Dr. Eric B. Bauman, founder and managing member of Clinical Playground, LLC opened the Games for Health Day at the mHealth Summit in Washington, DC on November 11, 2015. The mHealth Summit is sponsored by the Healthcare Information and Management Systems Society (HIMISS). Bauman gave a talk entitled Game-Based Learning: Why it Matters to Healthcare. The impetus of the talk was to frame questions for conference attendees to think about while various other notable speakers presented on a number of healthcare topics related to healthcare.
Bauman asked the audience to think about the following questions as the day unfolded:
- Does the education that we currently provide to nursing, medical and other healthcare students adequately provide them for clinical practice?
- Does our standard approach to patient education work?
- Can a game-based learning approach improve clinical and patient education?
- If yes, how do we go about doing it?
Bauman argued that these questions matter because despite years of identifying failures related to clinical education, patient education and patient safety, it is not clear that our current modalities are meeting benchmarks for best practice or adequately decreasing morbidity or mortality. While game-based learning approaches are not new to education, healthcare teaching institutions and the greater healthcare industry are just now beginning embrace game-based teaching and learning and collect evidence to demonstrate that it is a viable and appropriate solution to improve patient outcome.
Other notable presenters included: Erik Huey from the Entertainment Software Association, Jerry Heneghan, ARA/Virtual Heroes, Doug Whatley from Breakaway Games, Micheal Fergusson from Ayogo Health, Catherine Frederico from Frederico Arts, and many others. The show stopper of the event was a presentation by Drew Crecente from the Jennifer Ann’s Group.

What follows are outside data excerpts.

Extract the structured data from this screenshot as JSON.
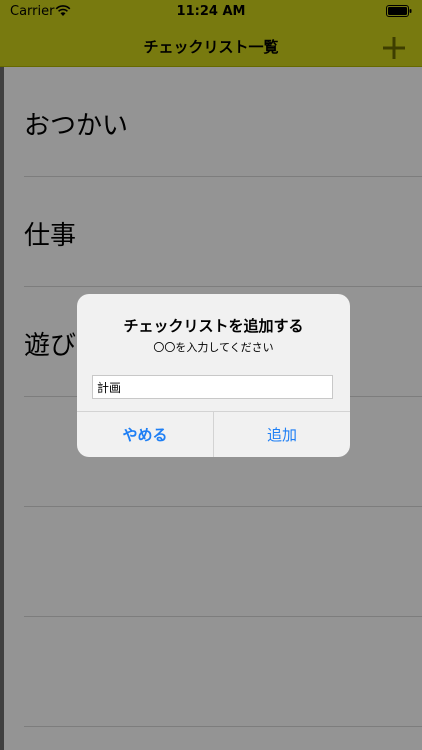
{
  "status": {
    "carrier": "Carrier",
    "time": "11:24 AM"
  },
  "nav": {
    "title": "チェックリスト一覧",
    "add_icon": "plus-icon"
  },
  "list": {
    "items": [
      "おつかい",
      "仕事",
      "遊び",
      "",
      "",
      ""
    ]
  },
  "alert": {
    "title": "チェックリストを追加する",
    "message": "〇〇を入力してください",
    "input_value": "計画",
    "cancel_label": "やめる",
    "add_label": "追加"
  },
  "colors": {
    "nav_bar": "#cfd21a",
    "accent": "#1e7ff5"
  }
}
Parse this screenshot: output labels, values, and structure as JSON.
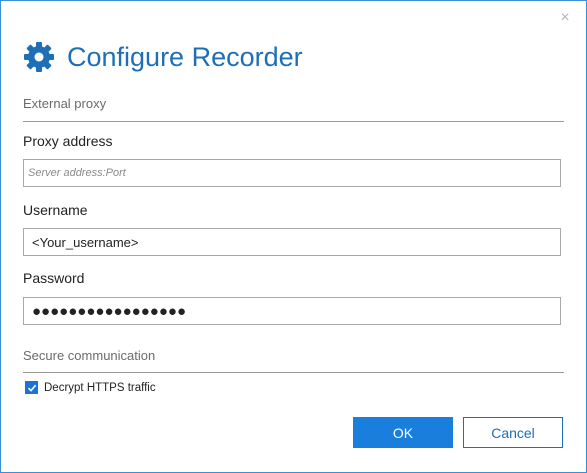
{
  "dialog": {
    "title": "Configure Recorder",
    "close_label": "×"
  },
  "external_proxy": {
    "section_label": "External proxy",
    "proxy_address_label": "Proxy address",
    "proxy_address_placeholder": "Server address:Port",
    "proxy_address_value": "",
    "username_label": "Username",
    "username_value": "<Your_username>",
    "password_label": "Password",
    "password_masked": "●●●●●●●●●●●●●●●●●"
  },
  "secure_communication": {
    "section_label": "Secure communication",
    "decrypt_https_label": "Decrypt HTTPS traffic",
    "decrypt_https_checked": true
  },
  "buttons": {
    "ok_label": "OK",
    "cancel_label": "Cancel"
  },
  "colors": {
    "accent": "#1a7fdc",
    "title": "#1f6fb8",
    "border": "#3a8fd9"
  },
  "icons": {
    "title_icon": "gear-icon",
    "close_icon": "close-icon",
    "check_icon": "checkmark-icon"
  }
}
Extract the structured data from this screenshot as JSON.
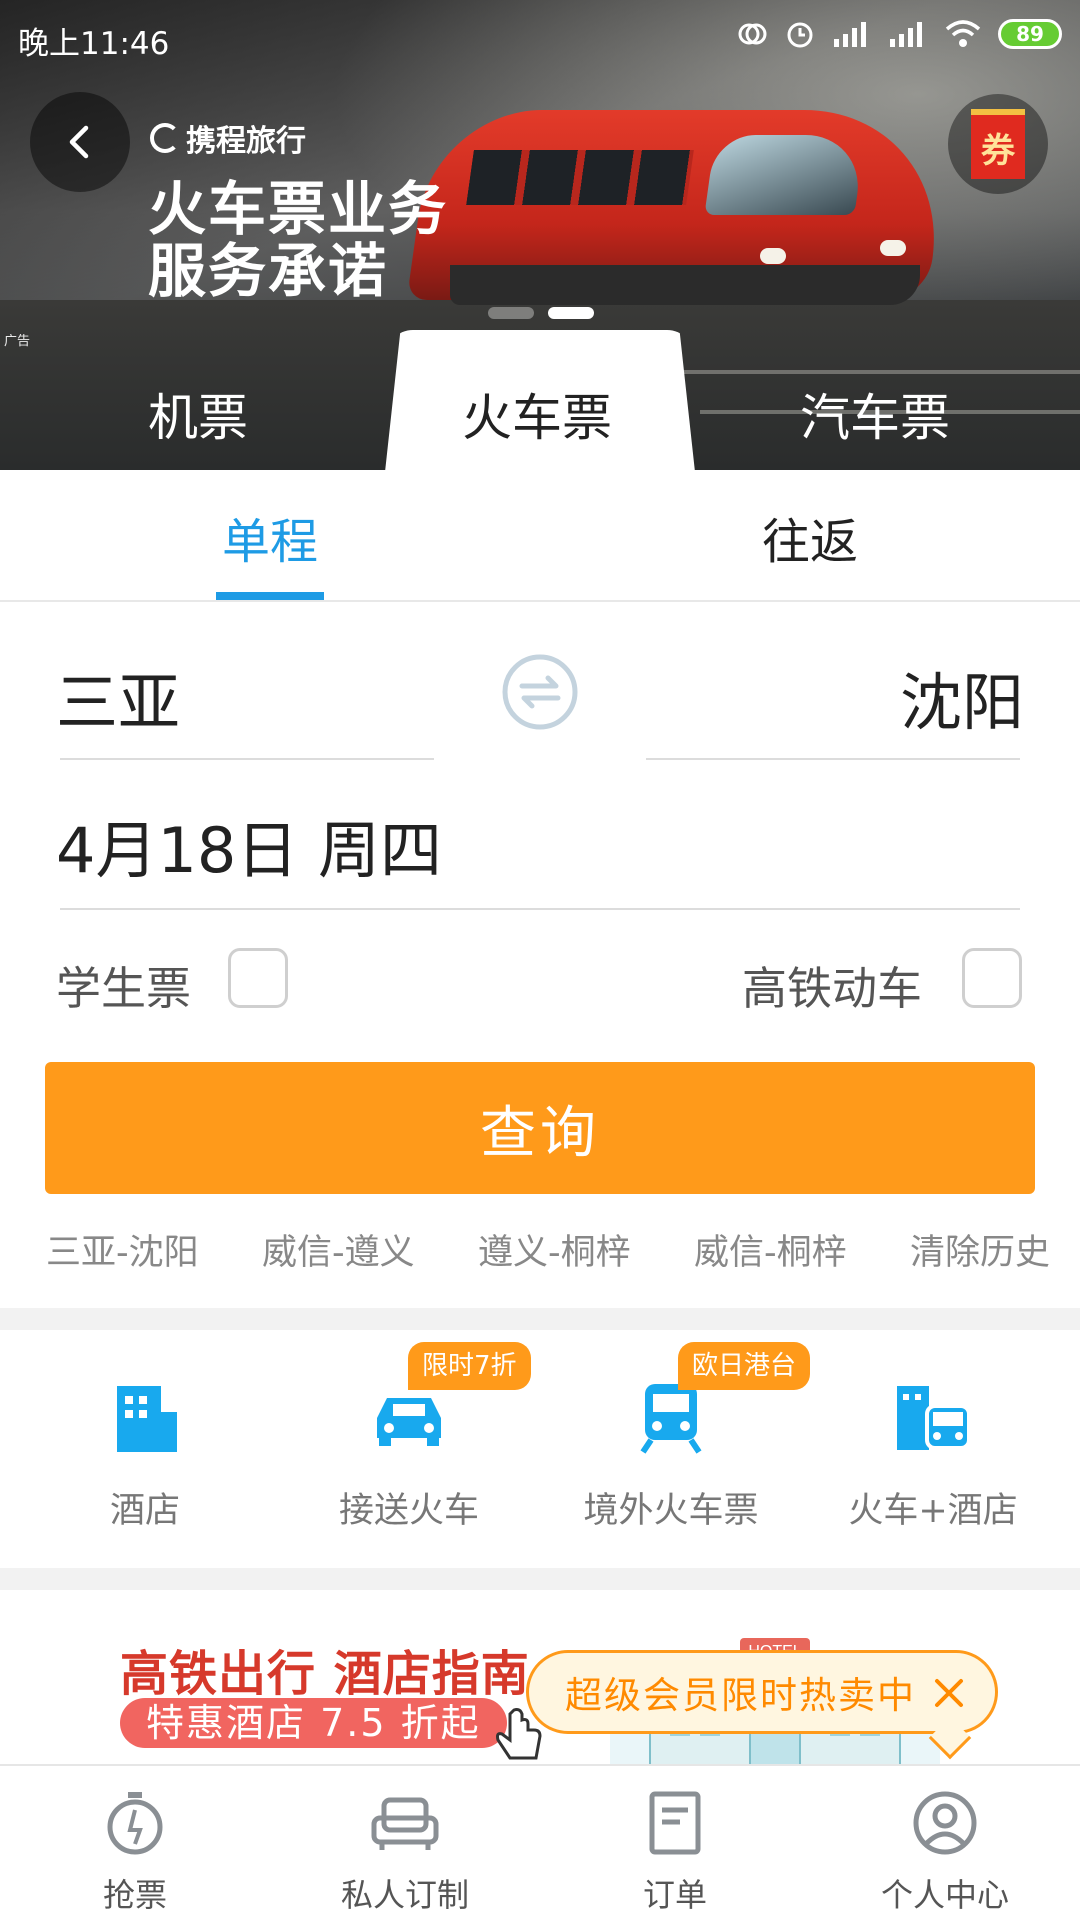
{
  "status_bar": {
    "time": "晚上11:46",
    "battery": "89"
  },
  "banner": {
    "brand": "携程旅行",
    "title_line1": "火车票业务",
    "title_line2": "服务承诺",
    "coupon_label": "券",
    "ad_label": "广告",
    "slide_count": 2,
    "active_slide": 2
  },
  "mode_tabs": [
    "机票",
    "火车票",
    "汽车票"
  ],
  "mode_active": "火车票",
  "trip_tabs": {
    "one_way": "单程",
    "round_trip": "往返",
    "active": "单程"
  },
  "form": {
    "from_city": "三亚",
    "to_city": "沈阳",
    "date": "4月18日 周四",
    "student_label": "学生票",
    "student_checked": false,
    "highspeed_label": "高铁动车",
    "highspeed_checked": false,
    "query_label": "查询"
  },
  "history": [
    "三亚-沈阳",
    "威信-遵义",
    "遵义-桐梓",
    "威信-桐梓",
    "清除历史"
  ],
  "services": [
    {
      "label": "酒店",
      "icon": "hotel-icon",
      "badge": ""
    },
    {
      "label": "接送火车",
      "icon": "car-icon",
      "badge": "限时7折"
    },
    {
      "label": "境外火车票",
      "icon": "train-icon",
      "badge": "欧日港台"
    },
    {
      "label": "火车+酒店",
      "icon": "train-hotel-icon",
      "badge": ""
    }
  ],
  "promo": {
    "title": "高铁出行 酒店指南",
    "subtitle": "特惠酒店 7.5 折起",
    "hotel_sign": "HOTEL"
  },
  "tooltip": {
    "text": "超级会员限时热卖中"
  },
  "bottom_nav": [
    {
      "label": "抢票",
      "icon": "stopwatch-icon"
    },
    {
      "label": "私人订制",
      "icon": "sofa-icon"
    },
    {
      "label": "订单",
      "icon": "document-icon"
    },
    {
      "label": "个人中心",
      "icon": "user-icon"
    }
  ],
  "colors": {
    "accent_blue": "#1e9be5",
    "accent_orange": "#ff9a1a",
    "promo_red": "#d6392b"
  }
}
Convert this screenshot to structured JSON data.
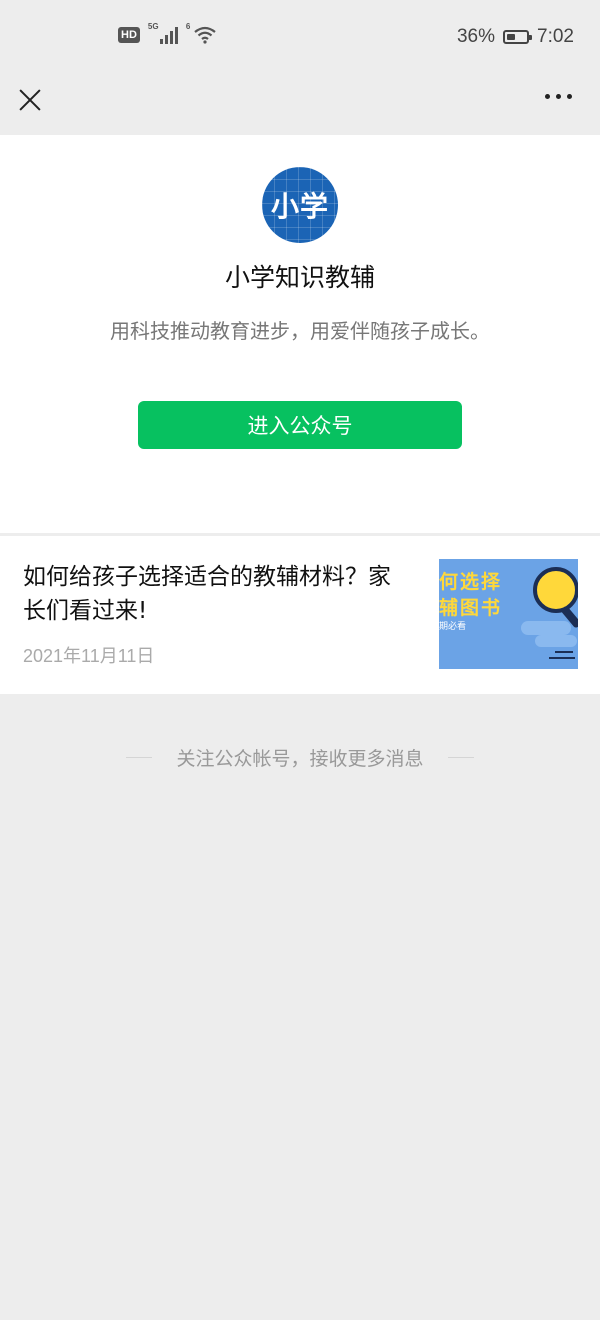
{
  "status_bar": {
    "hd": "HD",
    "signal_1_tag": "5G",
    "signal_2_tag": "6",
    "battery_percent": "36%",
    "time": "7:02",
    "battery_level": 0.36
  },
  "nav": {
    "close_icon": "close-icon",
    "more_icon": "more-icon"
  },
  "profile": {
    "avatar_text": "小学",
    "name": "小学知识教辅",
    "description": "用科技推动教育进步，用爱伴随孩子成长。",
    "enter_button": "进入公众号",
    "enter_button_color": "#07c160",
    "avatar_color": "#1b64b5"
  },
  "article": {
    "title": "如何给孩子选择适合的教辅材料？家长们看过来!",
    "date": "2021年11月11日",
    "thumbnail": {
      "line1": "何选择",
      "line2": "辅图书",
      "line3": "期必看"
    }
  },
  "footer": {
    "note": "关注公众帐号，接收更多消息"
  }
}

Drew’s very personal story about the murder of his daughter and how he discovered that videogames can decrease dating violence was the most moving and inspirational presentation of the day.
Overall, the the Games for Health Day was a great success with a number of industry thought leaders in attendance and contributing to make a great experience. Based on the days experience the audience discovered that games have much to offer the broad arena of healthcare. They can engage children to brush their teeth (www.brushupgame.com) and they can encourage healthier workplaces via the threat of zombies. Special thanks to Beth Bryant for her continued dedication to the Games for Health brand and organization for making this event possible.